The first settler in this part of the county was J. W. Tull, who built the first house (November 1869), raised the first crop, and taught the first school (in 1870) in the valley. Elder Wm. Gans preached the first sermon. John Thonburgh was the first to settle here.
Dr. T. J. Raybell opened the first store in 1870 and was the first postmaster. In the same year Edward Sutton erected a blacksmith shop and saw and grist mill. The first marriage, December 25, 1870, was Richard Miller to Flora Dudley, by E. Simpson, the first justice of the peace.
The town of Lazette was laid out in 1872 by H. D. Wilkins and S. M. Fall. H. D. Gans was the proprietor of the first hotel (the Black Bear); Thos. Walch opened a blacksmith shop; and B. H. Clover started a steam sawmill. M. Hemenway was the first merchant; and R. C. Story the first attorney-at-law.

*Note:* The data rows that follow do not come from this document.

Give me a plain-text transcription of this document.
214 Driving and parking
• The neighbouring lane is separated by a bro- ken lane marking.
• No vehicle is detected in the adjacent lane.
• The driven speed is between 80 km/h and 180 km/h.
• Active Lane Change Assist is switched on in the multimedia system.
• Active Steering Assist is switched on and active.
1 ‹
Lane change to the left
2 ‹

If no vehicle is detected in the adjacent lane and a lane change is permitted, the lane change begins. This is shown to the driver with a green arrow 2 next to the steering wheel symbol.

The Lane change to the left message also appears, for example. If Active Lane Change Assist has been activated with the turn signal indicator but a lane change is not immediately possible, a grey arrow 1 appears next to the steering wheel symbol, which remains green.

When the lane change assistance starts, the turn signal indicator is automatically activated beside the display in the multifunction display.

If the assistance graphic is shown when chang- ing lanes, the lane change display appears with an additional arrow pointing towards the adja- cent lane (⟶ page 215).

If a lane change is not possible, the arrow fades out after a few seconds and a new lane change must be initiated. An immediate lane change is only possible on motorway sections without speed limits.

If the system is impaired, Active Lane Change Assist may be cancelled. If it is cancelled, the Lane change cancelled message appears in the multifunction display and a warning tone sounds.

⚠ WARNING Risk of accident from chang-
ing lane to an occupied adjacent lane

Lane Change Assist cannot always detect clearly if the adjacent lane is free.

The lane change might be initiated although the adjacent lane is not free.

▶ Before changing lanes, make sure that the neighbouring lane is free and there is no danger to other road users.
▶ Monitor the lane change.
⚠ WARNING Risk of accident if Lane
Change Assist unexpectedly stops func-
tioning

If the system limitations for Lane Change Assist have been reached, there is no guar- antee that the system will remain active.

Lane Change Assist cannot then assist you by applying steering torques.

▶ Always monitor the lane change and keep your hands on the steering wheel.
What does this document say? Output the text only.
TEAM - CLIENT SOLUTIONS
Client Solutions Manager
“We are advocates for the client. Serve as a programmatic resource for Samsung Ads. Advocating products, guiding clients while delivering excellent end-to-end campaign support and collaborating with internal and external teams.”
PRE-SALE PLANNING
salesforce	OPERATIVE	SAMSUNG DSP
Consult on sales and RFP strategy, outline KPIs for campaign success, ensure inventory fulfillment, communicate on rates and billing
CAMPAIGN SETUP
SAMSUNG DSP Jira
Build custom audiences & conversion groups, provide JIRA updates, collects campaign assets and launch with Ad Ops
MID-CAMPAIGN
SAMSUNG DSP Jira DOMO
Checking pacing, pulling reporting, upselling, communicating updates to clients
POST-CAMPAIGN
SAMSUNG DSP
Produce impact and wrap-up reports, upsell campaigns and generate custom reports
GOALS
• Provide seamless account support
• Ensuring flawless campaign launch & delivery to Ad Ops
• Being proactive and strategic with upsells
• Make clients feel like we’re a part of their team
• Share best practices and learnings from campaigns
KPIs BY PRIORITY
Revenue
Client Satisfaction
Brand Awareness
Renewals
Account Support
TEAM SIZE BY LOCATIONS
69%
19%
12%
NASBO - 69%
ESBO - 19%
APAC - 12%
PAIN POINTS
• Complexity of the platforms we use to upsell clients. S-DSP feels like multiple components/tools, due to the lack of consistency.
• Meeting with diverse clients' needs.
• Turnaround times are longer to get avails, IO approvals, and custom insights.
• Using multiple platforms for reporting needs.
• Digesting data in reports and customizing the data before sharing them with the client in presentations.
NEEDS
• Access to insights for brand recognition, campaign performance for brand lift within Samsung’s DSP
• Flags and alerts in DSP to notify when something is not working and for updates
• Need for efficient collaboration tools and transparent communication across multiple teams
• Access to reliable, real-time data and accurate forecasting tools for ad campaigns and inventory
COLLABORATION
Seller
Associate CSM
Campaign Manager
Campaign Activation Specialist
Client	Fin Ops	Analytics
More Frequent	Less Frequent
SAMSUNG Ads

The post office opened March 5, 1872, with Manley Hemenway as postmaster. The office closed January 30, 1880, when the town changed its name to Cambridge. Prior to this the town name had been Jeffersonville and Gazette.
When the K. C. L. & S. K. railroad was built south of Lazette, and the town of Cambridge laid out, most of the buildings were moved to that locality, and the early day landmark was eventually destroyed.